Are babies still a barrier in performing arts?February 21, 2019
Following the #MeToo movement, issues in workplace discrimination towards women has stood internationally as a hot topic, YET the addressal of discrimination towards pregnant employees still manages to fall through the cracks – particularly in the performing arts.
Two-time Grammy award nominee Jennifer Rivera spoke out about the issue, saying that ‘without standard protections in place, a non-famous performer will always fear retribution for publicly complaining about being fired or released because of pregnancy’.
Last year in April, Opera soprano singer Julie Fuchs was asked to leave the cast when she announced that she was pregnant. Despite the singer only being 4 months along when she was required to perform in the Hamburg State Opera’s production of ‘The Magic Flute’, Fuchs was informed that she could no longer perform her part as it would ‘compromise the production’s artistic integrity’.

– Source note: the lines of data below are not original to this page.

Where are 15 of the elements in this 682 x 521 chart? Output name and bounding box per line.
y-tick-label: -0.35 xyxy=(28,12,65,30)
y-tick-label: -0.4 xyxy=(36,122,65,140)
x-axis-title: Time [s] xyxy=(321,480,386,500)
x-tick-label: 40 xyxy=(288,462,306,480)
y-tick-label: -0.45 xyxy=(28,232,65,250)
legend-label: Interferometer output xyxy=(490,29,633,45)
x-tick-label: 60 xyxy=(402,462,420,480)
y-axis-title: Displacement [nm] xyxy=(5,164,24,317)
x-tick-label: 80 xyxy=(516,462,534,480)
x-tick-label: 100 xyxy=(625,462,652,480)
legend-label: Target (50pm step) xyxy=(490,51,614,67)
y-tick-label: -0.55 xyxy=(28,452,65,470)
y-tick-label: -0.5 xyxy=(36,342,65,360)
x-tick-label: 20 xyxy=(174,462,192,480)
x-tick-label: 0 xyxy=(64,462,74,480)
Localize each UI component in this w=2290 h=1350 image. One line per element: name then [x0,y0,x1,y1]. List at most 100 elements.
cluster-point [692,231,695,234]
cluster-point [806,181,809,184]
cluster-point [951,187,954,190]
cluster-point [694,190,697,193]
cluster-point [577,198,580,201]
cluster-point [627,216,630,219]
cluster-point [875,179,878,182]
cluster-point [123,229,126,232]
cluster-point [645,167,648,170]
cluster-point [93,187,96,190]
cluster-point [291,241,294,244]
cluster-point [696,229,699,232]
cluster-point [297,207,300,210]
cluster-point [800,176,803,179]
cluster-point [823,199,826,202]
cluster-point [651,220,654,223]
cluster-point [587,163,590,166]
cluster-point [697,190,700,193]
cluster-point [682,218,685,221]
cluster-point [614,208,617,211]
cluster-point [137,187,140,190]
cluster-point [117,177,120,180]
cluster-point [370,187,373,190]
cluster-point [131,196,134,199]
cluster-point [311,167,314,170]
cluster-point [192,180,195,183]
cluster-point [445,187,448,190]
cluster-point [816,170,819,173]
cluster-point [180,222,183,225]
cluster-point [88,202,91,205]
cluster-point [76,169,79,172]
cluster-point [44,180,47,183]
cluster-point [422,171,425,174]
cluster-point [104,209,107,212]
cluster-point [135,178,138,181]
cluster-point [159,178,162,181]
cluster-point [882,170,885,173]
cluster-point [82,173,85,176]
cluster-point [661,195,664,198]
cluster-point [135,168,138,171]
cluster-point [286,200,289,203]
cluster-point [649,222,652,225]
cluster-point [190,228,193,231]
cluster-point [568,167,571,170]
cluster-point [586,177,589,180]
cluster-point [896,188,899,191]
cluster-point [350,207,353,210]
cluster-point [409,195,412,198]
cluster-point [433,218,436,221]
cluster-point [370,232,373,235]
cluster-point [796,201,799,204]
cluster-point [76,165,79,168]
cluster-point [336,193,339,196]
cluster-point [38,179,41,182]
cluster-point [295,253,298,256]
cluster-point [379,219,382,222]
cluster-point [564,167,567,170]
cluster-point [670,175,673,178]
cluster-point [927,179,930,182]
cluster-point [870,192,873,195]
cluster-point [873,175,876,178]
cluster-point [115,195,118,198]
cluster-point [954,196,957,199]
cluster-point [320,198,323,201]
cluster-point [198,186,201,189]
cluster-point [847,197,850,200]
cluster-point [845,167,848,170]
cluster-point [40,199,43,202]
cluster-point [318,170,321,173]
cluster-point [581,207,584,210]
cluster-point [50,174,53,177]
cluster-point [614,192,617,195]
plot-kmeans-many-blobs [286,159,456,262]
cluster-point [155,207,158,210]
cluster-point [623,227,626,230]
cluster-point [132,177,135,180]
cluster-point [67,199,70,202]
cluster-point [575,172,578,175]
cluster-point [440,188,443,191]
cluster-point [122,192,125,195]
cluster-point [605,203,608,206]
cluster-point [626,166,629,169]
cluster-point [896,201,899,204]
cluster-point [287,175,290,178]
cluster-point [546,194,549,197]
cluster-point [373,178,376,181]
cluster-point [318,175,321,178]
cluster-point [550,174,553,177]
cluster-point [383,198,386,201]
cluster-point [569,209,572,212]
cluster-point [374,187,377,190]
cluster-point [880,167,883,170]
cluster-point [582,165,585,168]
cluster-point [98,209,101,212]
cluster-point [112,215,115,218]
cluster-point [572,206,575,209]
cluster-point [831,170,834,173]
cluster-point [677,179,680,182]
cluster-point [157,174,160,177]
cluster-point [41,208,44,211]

Another recent example of equal shocking proportion was the accusations put towards Broadway actor Audra McDonald when announcing she would be going on maternity leave. Despite the $12 million enormity of the production, Audra’s absence ALONE caused the producer to announce in a statement that the show would be finishing on her departure. This pressure and accountability put on McDonald was disproportionate and the lack of precautions put in place was under the responsibility of the production, rather than a singular cast member.

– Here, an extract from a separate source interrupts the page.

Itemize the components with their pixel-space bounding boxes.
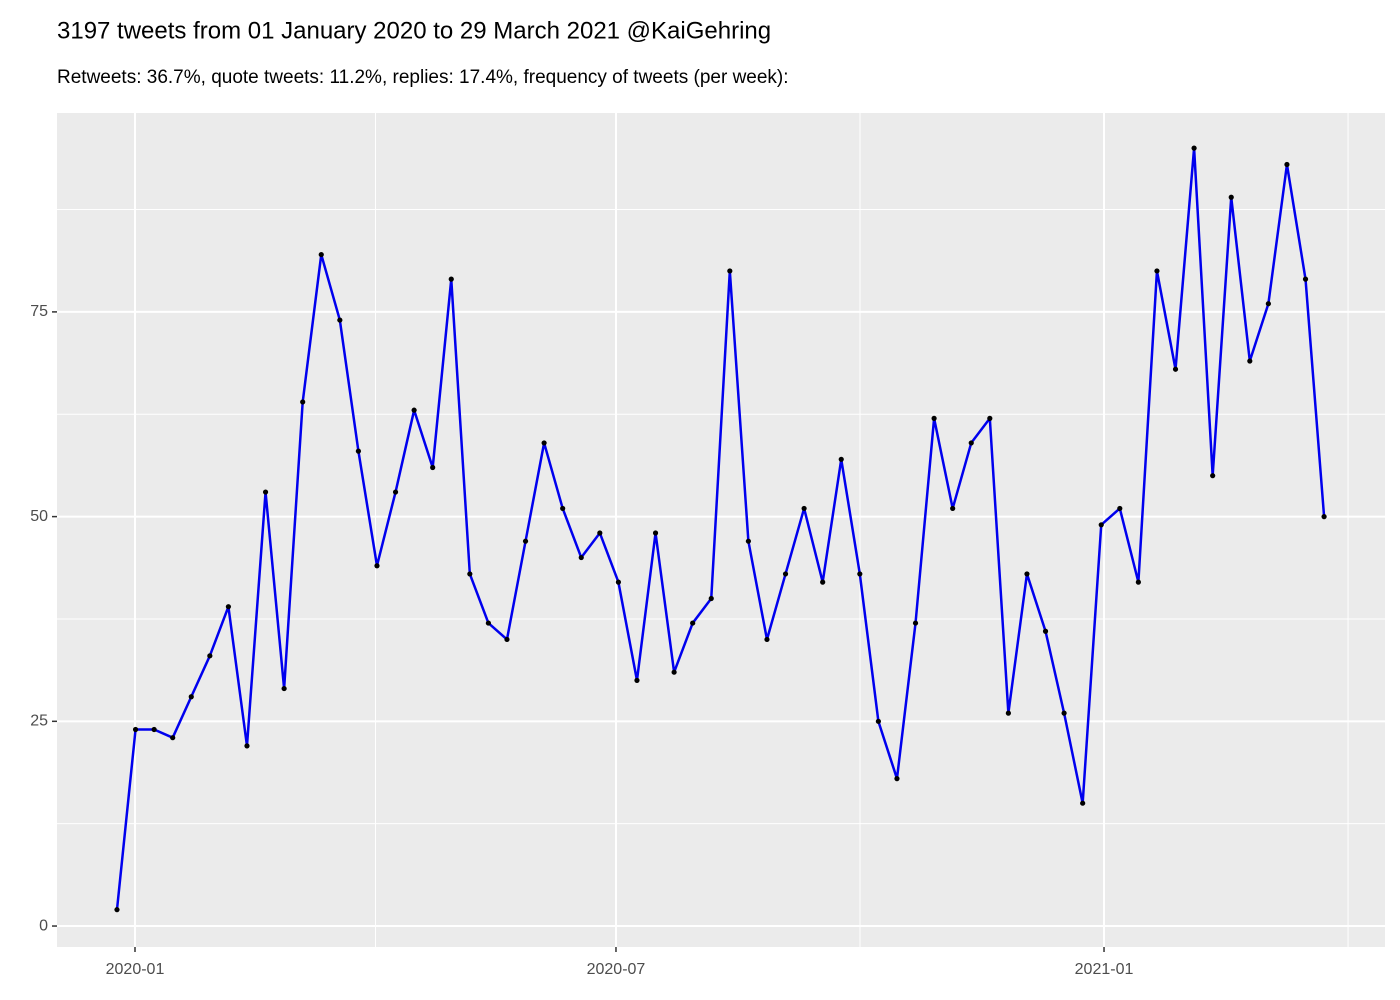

These examples are all far too common in the performing arts industry and surely it begs the burning question, why are companies not looking for different kinds of compromises?
Firstly, the issues identified by companies on having a pregnant cast member need questioning. A first concern that a pregnant woman is not healthy enough to be active and perform on stage seems to throw back to previous eras where pregnant women were treated like pieces of breakable glass. Most obstetricians recommend that a woman stays active whilst pregnant, to bar complications in the pregnancy and if a woman is healthy before the pregnancy, odds are she will remain healthy.
Another concern highlighted is that any complication in the pregnancy will cause the performer to withdraw from the production, however surely a performer’s withdrawal is just as likely from such illnesses as the common head cold? Which we all know can debilitate a performance.
And of course, the other concern is that the singer just simply won’t look right and won’t fit the part any longer and perhaps this is the most valid argument… or is it the most frustrating one? Sure, if the performer is playing someone who just simply can’t be pregnant – maybe that of a young boy, or the young ‘pure’ leading female role – then by all means, she can no longer play the part. However with most parts, the tricks of costume or an alteration in the character’s role are both easily accessible options.
Actions are already being undertaken in the UK by the organisation ‘Parents and Carers in Performing Arts Campaign’ (PIPA). Founded in 2016 by Anna Ehnold-Danailov and Cassie Raine, PIPA has trialled a new employment charter whereby 25 theatres have introduced free creche provisions and breast-feeding facilities but with concentration being primarily on childcare after childbirth, the treatment of pregnant performers are still in need for attention.
Do you think that pregnancy among theatre cast members is still a matter of discrimination that needs addressing?